Several steps of the procedure proved to be particularly critical. The capture of females in relation to the reproductive season is essential, as ovarian activity varies throughout the year. The careful capture and handling of females to minimize stress. Precise identification of ovulatory stigmata and the careful recovery of oocytes by flushing the oviduct and uterine horn is fundamental: the use of a blunt needle together with a medium supplemented with BSA and antibiotics prevents mechanical damage and contamination, ensuring sample reliability. Finally, accurate morphological assessment is indispensable for distinguishing normal oocytes from abnormal or spontaneously activated ones, a step that strongly depends on the operator's expertise.

Modifications and troubleshooting are often required to optimize recovery, particularly when dealing with hormonally induced ovulation. For example, adjusting the timing and dosage of eCG/hCG or pLH can improve synchronization and maximize oocyte yield. The mechanical dispersal of cumulus-oocyte complexes is another critical step; excessive manipulation may damage oocytes, while insufficient dispersion can compromise morphological assessment. Troubleshooting these steps is likely to improve both the quality and quantity of oocytes recovered. The protocol allows certain modifications depending on the experimental aim. For instance, adjusting the timing or dosage of gonadotropin administration can optimize the ovulatory response, since not all hormonal regimens yield the same efficiency. Similarly, the amount of seminal plasma applied may influence the recovery of cumulus-oocyte complexes (COCs)³³. Troubleshooting is often required during the flushing step, particularly when the fluid fails to circulate or when oviductal obstruction occurs. In such cases, repeating the flush or checking patency under a stereomicroscope generally resolves the problem.

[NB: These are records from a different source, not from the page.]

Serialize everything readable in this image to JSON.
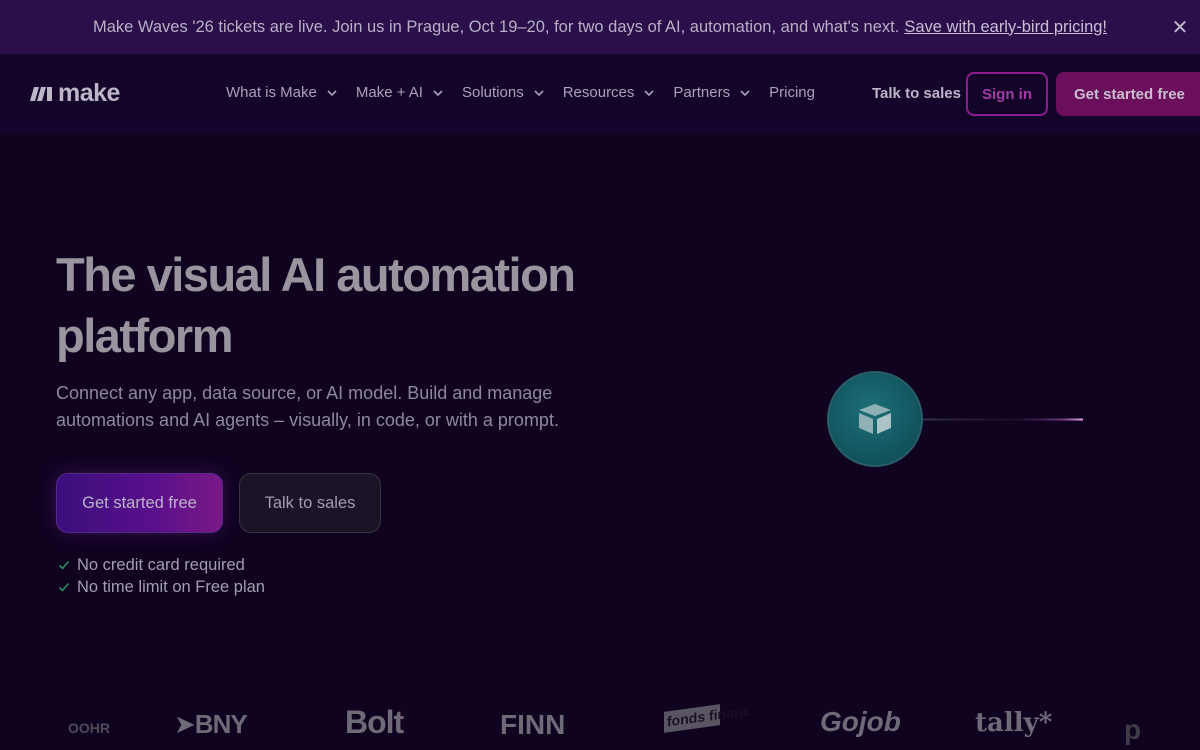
{
  "banner": {
    "text": "Make Waves '26 tickets are live. Join us in Prague, Oct 19–20, for two days of AI, automation, and what's next.",
    "link": "Save with early-bird pricing!",
    "close_icon": "close-icon"
  },
  "nav": {
    "logo_text": "make",
    "menu": [
      {
        "label": "What is Make",
        "has_dropdown": true
      },
      {
        "label": "Make + AI",
        "has_dropdown": true
      },
      {
        "label": "Solutions",
        "has_dropdown": true
      },
      {
        "label": "Resources",
        "has_dropdown": true
      },
      {
        "label": "Partners",
        "has_dropdown": true
      },
      {
        "label": "Pricing",
        "has_dropdown": false
      }
    ],
    "talk_to_sales": "Talk to sales",
    "sign_in": "Sign in",
    "get_started": "Get started free"
  },
  "hero": {
    "title_line1": "The visual AI automation",
    "title_line2": "platform",
    "subtitle_line1": "Connect any app, data source, or AI model. Build and manage",
    "subtitle_line2": "automations and AI agents – visually, in code, or with a prompt.",
    "primary_button": "Get started free",
    "secondary_button": "Talk to sales",
    "checks": [
      "No credit card required",
      "No time limit on Free plan"
    ]
  },
  "illustration": {
    "node_icon": "airtable-icon"
  },
  "logos": [
    "OOHR",
    "BNY",
    "Bolt",
    "FINN",
    "fonds finanz",
    "Gojob",
    "tally*",
    "p"
  ],
  "colors": {
    "background": "#0f0320",
    "banner": "#2a0f4a",
    "accent_magenta": "#6b0e5c",
    "accent_purple": "#3a0f7d",
    "node_teal": "#1d6f78"
  }
}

The method has several limitations. First, the intricate ovarian anatomy and variability in the timing of ovulation across individuals can introduce variability in oocyte recovery. Second, spontaneous parthenogenetic activation of oocytes may complicate the interpretation of developmental competence³⁴. Finally, while hormonal induction allows for controlled study outside the breeding season, it may not fully replicate all physiological aspects of natural ovulation.

Despite these limitations, this protocol offers distinct advantages over alternative methods. Unlike non-invasive imaging or hormonal assays alone, it allows for direct retrieval and morphological assessment of oocytes and early embryos, providing a more accurate estimate of ovulation rate and reproductive status. Compared to other polyovulatory species, the plains vizcacha model permits studies of high ovulatory output, spontaneous versus induced ovulation, and the role of seminal plasma in ovulatory mechanisms^12,35,36.

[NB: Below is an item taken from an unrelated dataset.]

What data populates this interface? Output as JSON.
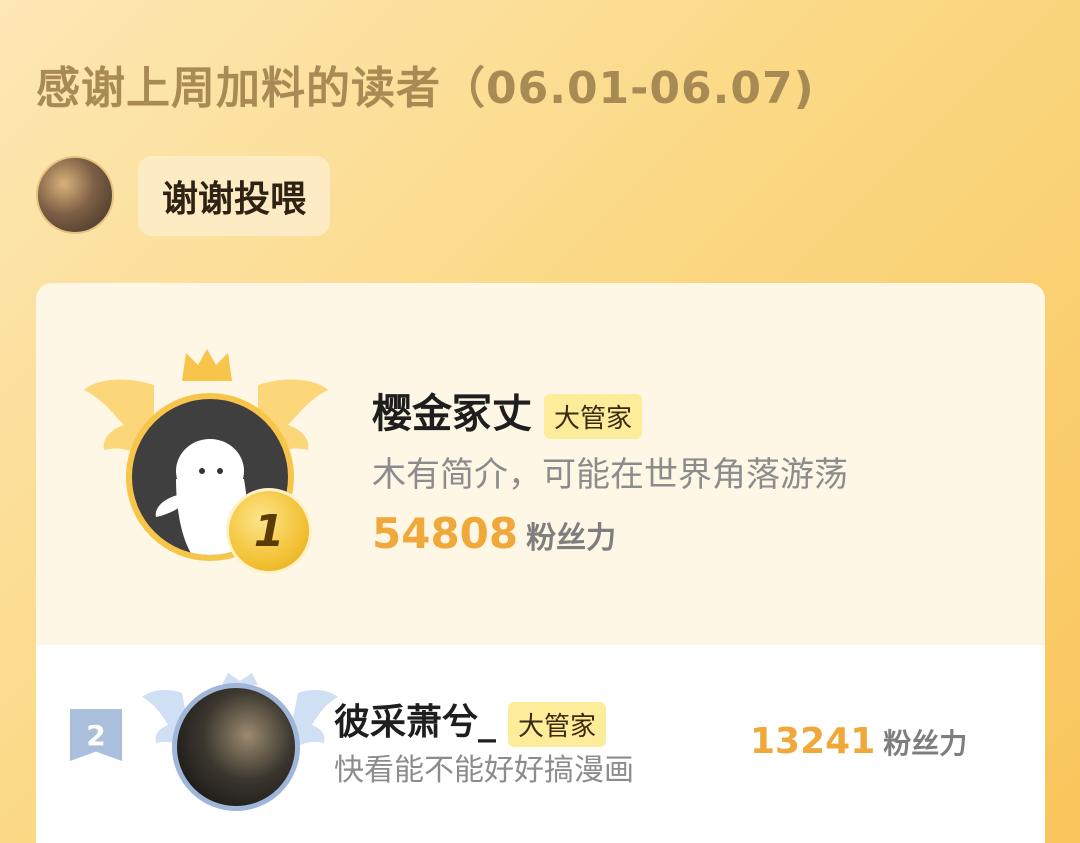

The significance of this protocol extends to several research areas. It can be applied to studies of reproductive physiology, oocyte quality assessment, and the mechanisms underlying polyovulation and parthenogenesis. Furthermore, it provides a model system for testing the effects of hormonal treatments, seminal plasma components, and environmental factors on ovulation dynamics. Finally, the method may inform comparative reproductive studies across mammalian species and aid in the development of assisted reproductive technologies for polyovulatory or wild mammals.